Derin bir nefes alıp içeriye girdim.

"Buyurun Ayza Hanım sıra sizdeydi,", dedi yaşları elliye dayanmış, sarı ve seyrek saçlı, güleç yüzlü bir kadın. Hafif kısa ve tombuldu.

"B-Ben hoşbuldum.", dediğimde kadın önce yüzüme anlamayan ifadeyle bakıp sonradan kafasının üstünde bir ampul yanmış gibi yüzüme yüz ifadesini değiştirdi ve sinsice sırıttı.

"Anladım.", dedi sırıtarak son sesli harfi uzatıp da. 

"Sen de iğneden korkanlardansın."

Hayatımda sadece iki kere iğne vurulmuştum o da okulda ki aşılarımdaydı. Onun dışında grip olmazdım, hastalanmazdım, parmağımı paslı demirle kesmezdim... Sırf iğne vurunmamak için yapmıştım hep. Ama şimdi ailemin yokluğu beni korkularımla baş başa bırakıyordu.

Kadının sesiyle irkildim.

"Hadi canım geç artık sıradakiler var.", dedi sabırsız bir gülümsemeyle.

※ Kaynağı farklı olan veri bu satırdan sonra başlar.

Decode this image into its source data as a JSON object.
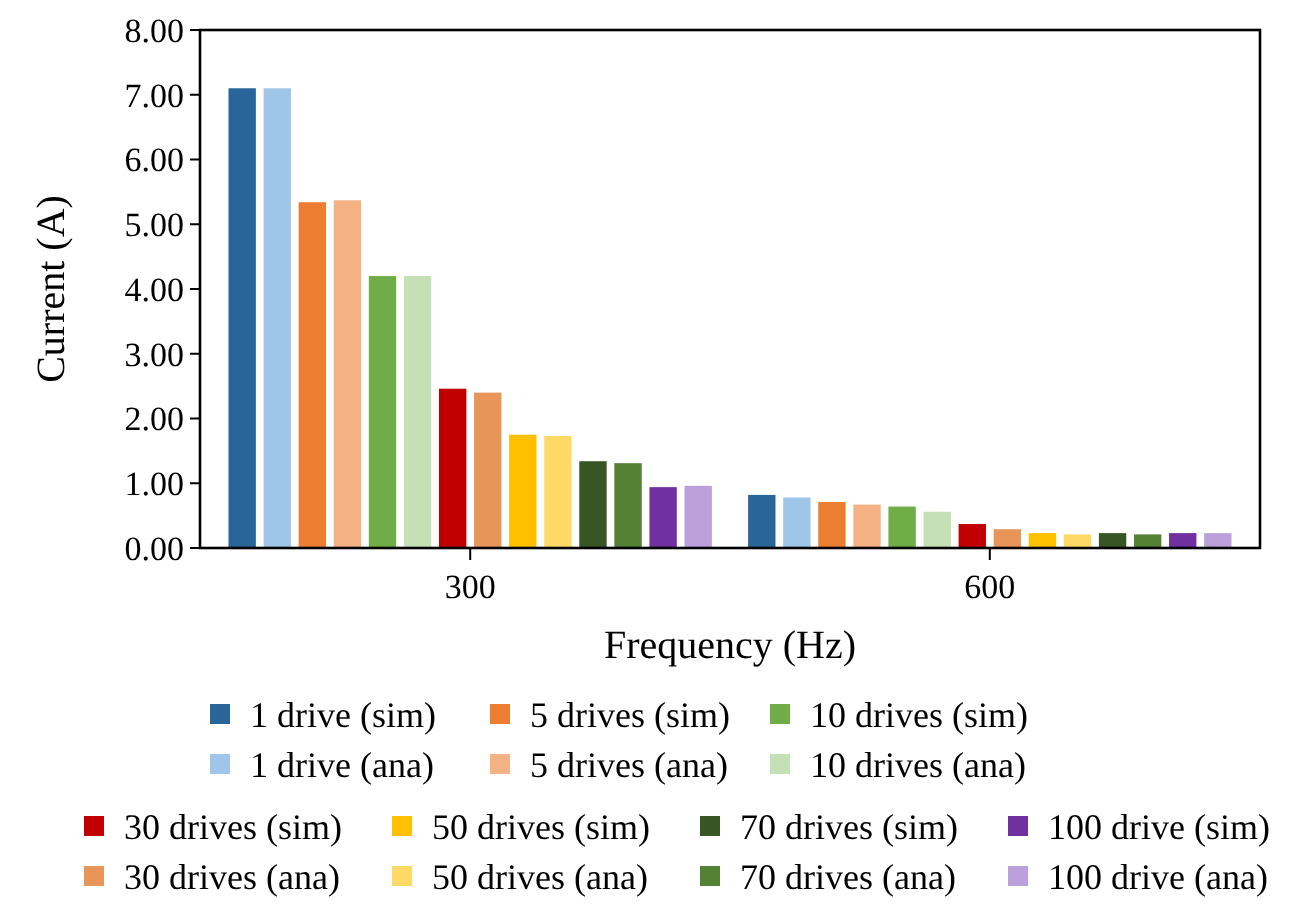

Oturdum ve gözlerimi sıkıca kapatıp;

"Lütfen acıtmayın.", dedim. Gözlerimi o kadar çok sıkmıştım ki yüzümü ekşitmiş gibi duruyordum. Kendimi çok kasmıştım.

"Kendini kasma.", dedi bir el sağ omuzumu tutup. Arkamı dönüp baktığımda Aras takım elbisesiyle arkamda öylece duruyordu. Gayet sert ve kararlı bakışları vardı. Kahverengi ve dolkunluktan sarıya dönmüş saçlarını geriye taramıştı ve keskin bir parlaklık ortaya çıkmıştı. Kokusu desem... Ah o zaten bir kızı kendinden geçirtecek kadar havalıydı. Ama egosu. Çin ülkesindeki gökdelenlerden bile daha büyüktü. Kendini beğenmiş şey.

"Sen burada ne arıyorsun?", dedim kafamı havaya kaldırıp oturduğum yerden Aras'a bakarak. Sol kolum hemşirenin elindeydi ve iğne vurma sandalyesinde oturuyordum.

"Burası benim hastanem sana hesap verecek değilim.", dedi bir elini cebine koyup diğer elini boşta bırakarak. Kaşlarını çatmıştı ve sert bakıyordu.

"Ama sen... O zaman git işlerinle uğraş çekil başımdan.", dediğimde hemşire kolumu bacaklarımın üstüne indirmişti.

"Neden bıraktınız kolumu daha iğne vurmadınız?"

"Geçmiş olsun.", dediğinde kolum uyuşmaya başlamıştı. Kafamı koluma çevirdiğimde kolumda ufak kırmızı bir delik vardı. Sinek ısırığıydı sanki.

"İsterseniz bir an önce kalkın kısa süreli ama etkili bir ilaç hemen uyuşmaya başlayacaksınız ve yarım saat sonra geçecek."

Onaylar anlamda kafamı sallarken arkamı dönüp Aras'ı aramıştım. Lafımı dinlemiş ve gitmişti dediğimde kafamı önüme çevirdim. Kapı gibi bir vücut ve burnuma dolan o keskin kokuyla gözlerimi kapattım ve sonra kocaman açtım.